A Sociedade Portuguesa de Diabetologia pediu uma “estratégia coordenada” para a diabetes, que considera “um problema grave de saúde pública”, lembrando que há falhas no diagnóstico precoce e no acompanhamento das complicações.

“Temos falhas desde o diagnóstico precoce das pessoas com diabetes. Teremos 40% de pessoas que vivem com diabetes ainda por diagnosticar, o que significa que não estamos a intervir nas fases precoces e estamos a usar tratamentos mais caros, mas também temos falhas no acompanhamento das complicações [da doença]”, explicou João Raposo.

O responsável disse ainda que o facto de muitas pessoas com diabetes não serem acompanhadas devidamente aumenta o potencial risco de desenvolver situações complicadas de pé diabético e de amputações.

“Na verdade, falamos de vários tipos de rastreio, desde o rastreio da doença propriamente dita até ao rastreio das complicações, onde o rastreio do pé e o rastreio da retinopatia, das complicações oftalmológicas, são claramente áreas onde precisamos de investir com urgência para diminuir o peso daquilo que gastamos na diabetes”, afirmou.

O responsável lembra que as pessoas que não estão diagnosticadas “são provavelmente aquelas pessoas que não recorrem normalmente aos cuidados de saúde primários” e defende que estes utentes sejam “activamente chamados”. “Tem de haver aqui um papel de chamarmos activamente estas pessoas para o sistema de saúde, para preencher um questionário de risco, fazer a análise ao sangue. Não é nada complexo, mas o sistema, a seguir, tem de dar resposta”, disse o responsável, insistindo: “Não podemos baixar a cabeça e abandonar esta luta”.
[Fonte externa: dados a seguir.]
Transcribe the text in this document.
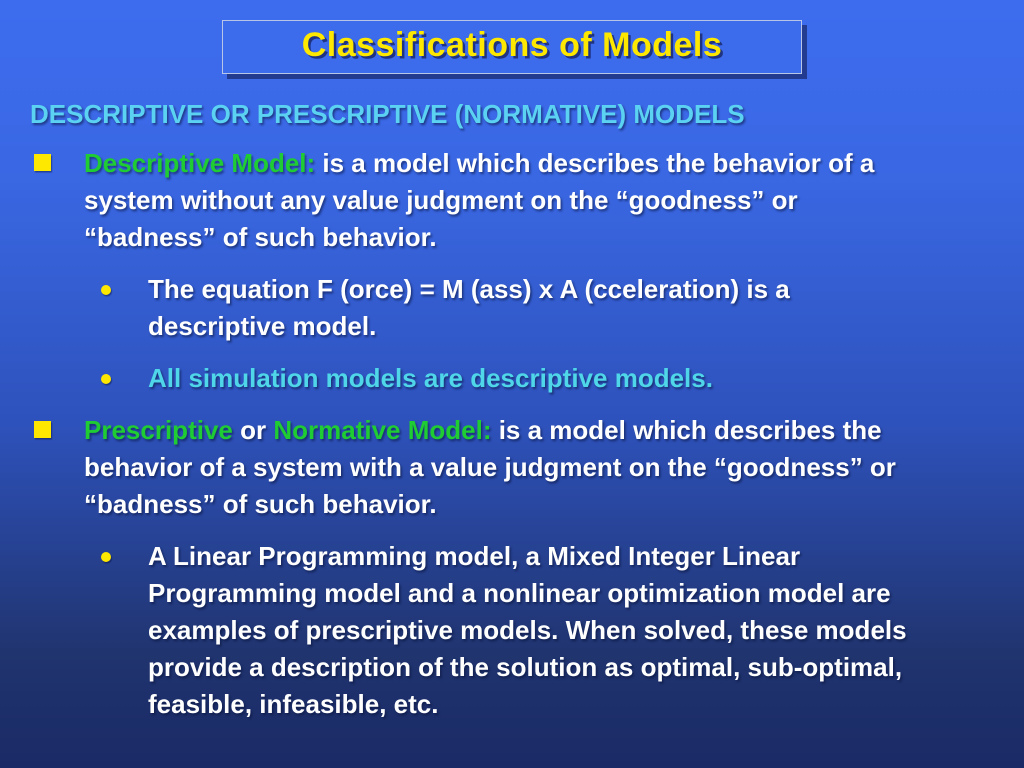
Classifications of Models
DESCRIPTIVE OR PRESCRIPTIVE (NORMATIVE) MODELS
Descriptive Model: is a model which describes the behavior of a
system without any value judgment on the “goodness” or
“badness” of such behavior.
The equation F (orce) = M (ass) x A (cceleration) is a
descriptive model.
All simulation models are descriptive models.
Prescriptive or Normative Model: is a model which describes the
behavior of a system with a value judgment on the “goodness” or
“badness” of such behavior.
A Linear Programming model, a Mixed Integer Linear
Programming model and a nonlinear optimization model are
examples of prescriptive models. When solved, these models
provide a description of the solution as optimal, sub-optimal,
feasible, infeasible, etc.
João Raposo considera “preocupante” a dimensão da diabetes, lembrando que há cerca de 900 mil pessoas diagnosticadas. “Se pensarmos incluir mais de 200.000 pessoas nos próximos anos, compreendemos que, do ponto de vista de uma estrutura de saúde, um Serviço Nacional de Saúde, isso representa um desafio, mas os desafios estão exactamente lá para serem abordados, para se encontrarem as estratégias adequadas”, acrescentou.

João Raposo aponta ainda a necessidade de uma Resolução Nacional para a Diabetes, lembrando que a União Europeia aprovou em 2022 uma resolução europeia em que apela aos Estados-membros para adoptarem as resoluções nacionais. “Se não assumirmos como um desafio nacional, considerando o programa nacional realmente um programa prioritário, com os recursos necessários (…) nada acontece”, considerou o presidente da SPD, apelando à futura Assembleia da República que assuma este problema como “um problema nacional (…) que necessita de recursos e que estes recursos têm de ser alocados”.

Defendendo uma visão integrada da diabetes – “que não existe” –, João Raposo insiste nos “impactos significativos” que a doença tem em toda a organização de cuidados de saúde e nos custos indirectos, muitas vezes esquecidos, como as incapacidades com que os doentes ficam e os apoios de estruturas do Estado, da família e de outros cuidadores.